I suddenly started having troubles reading data from a relatively large HDF5 file (156 GB). In the past, I could read the file without issues but now I get the following error raised from h5py:
OSError: Can't read data (file read failed:
time = Thu Jun 9 10:40:52 2022,
filename = '../path/to/my_file.h5',
file descriptor = 10,
errno = 5,
error message = 'Input/output error',
buf = 0x7f77b1f422e0,
total read size = 12139376,
bytes this sub-read = 12139376,
bytes actually read = 18446744073709551615,
offset = 42224603136)
I’m only getting this error when I try to read certain datasets. Other datasets load fine.
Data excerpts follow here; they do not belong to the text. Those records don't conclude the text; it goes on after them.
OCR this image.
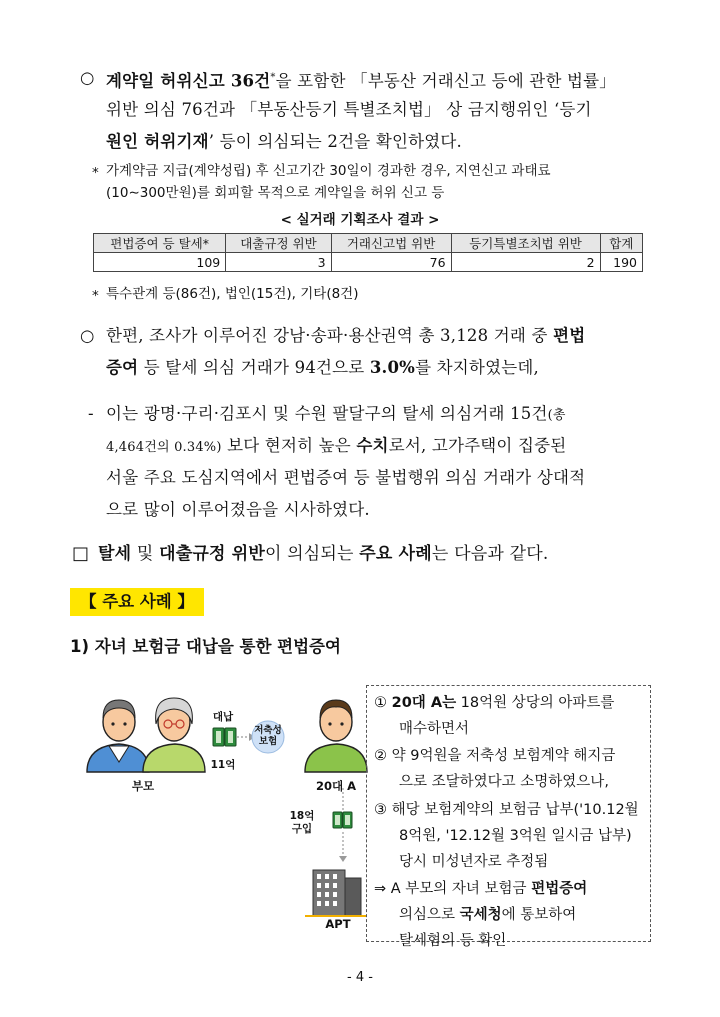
○ 계약일 허위신고 36건*을 포함한 「부동산 거래신고 등에 관한 법률」
위반 의심 76건과 「부동산등기 특별조치법」 상 금지행위인 ‘등기
원인 허위기재’ 등이 의심되는 2건을 확인하였다.
* 가계약금 지급(계약성립) 후 신고기간 30일이 경과한 경우, 지연신고 과태료
(10∼300만원)를 회피할 목적으로 계약일을 허위 신고 등
< 실거래 기획조사 결과 >
편법증여 등 탈세*	대출규정 위반	거래신고법 위반	등기특별조치법 위반	합계
109	3	76	2	190
* 특수관계 등(86건), 법인(15건), 기타(8건)
○ 한편, 조사가 이루어진 강남·송파·용산권역 총 3,128 거래 중 편법
증여 등 탈세 의심 거래가 94건으로 3.0%를 차지하였는데,
- 이는 광명·구리·김포시 및 수원 팔달구의 탈세 의심거래 15건(총
4,464건의 0.34%) 보다 현저히 높은 수치로서, 고가주택이 집중된
서울 주요 도심지역에서 편법증여 등 불법행위 의심 거래가 상대적
으로 많이 이루어졌음을 시사하였다.
□ 탈세 및 대출규정 위반이 의심되는 주요 사례는 다음과 같다.
【 주요 사례 】
1) 자녀 보험금 대납을 통한 편법증여
대납
11억
저축성
보험
부모	20대 A
18억
구입
APT
① 20대 A는 18억원 상당의 아파트를
매수하면서
② 약 9억원을 저축성 보험계약 해지금
으로 조달하였다고 소명하였으나,
③ 해당 보험계약의 보험금 납부('10.12월
8억원, '12.12월 3억원 일시금 납부)
당시 미성년자로 추정됨
⇒ A 부모의 자녀 보험금 편법증여
의심으로 국세청에 통보하여
탈세혐의 등 확인
- 4 -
I could find this thread where someone was facing a similar error but then they realised that it only affected them when they were trying to read a file from a network location. In my case, I have the file stored locally on an SSD (ext4 filesystem).
Is it possible that my file is corrupt? Do you have any suggestions on what I could check or try?
Recently this error came back and now it seems to re-occur. I keep “solving” the problem by replacing the corrupt(?) HDF5 file by a backup version. But after a while the problem returns.
I observe the error on the same machine as before so it’s possible that my hard drive has some HW problem.
Previously I was only able to find posts online about the same problem but only when data was stored on network drives. This post talks about the same problem when data is stored on NTFS SSD (Windows system).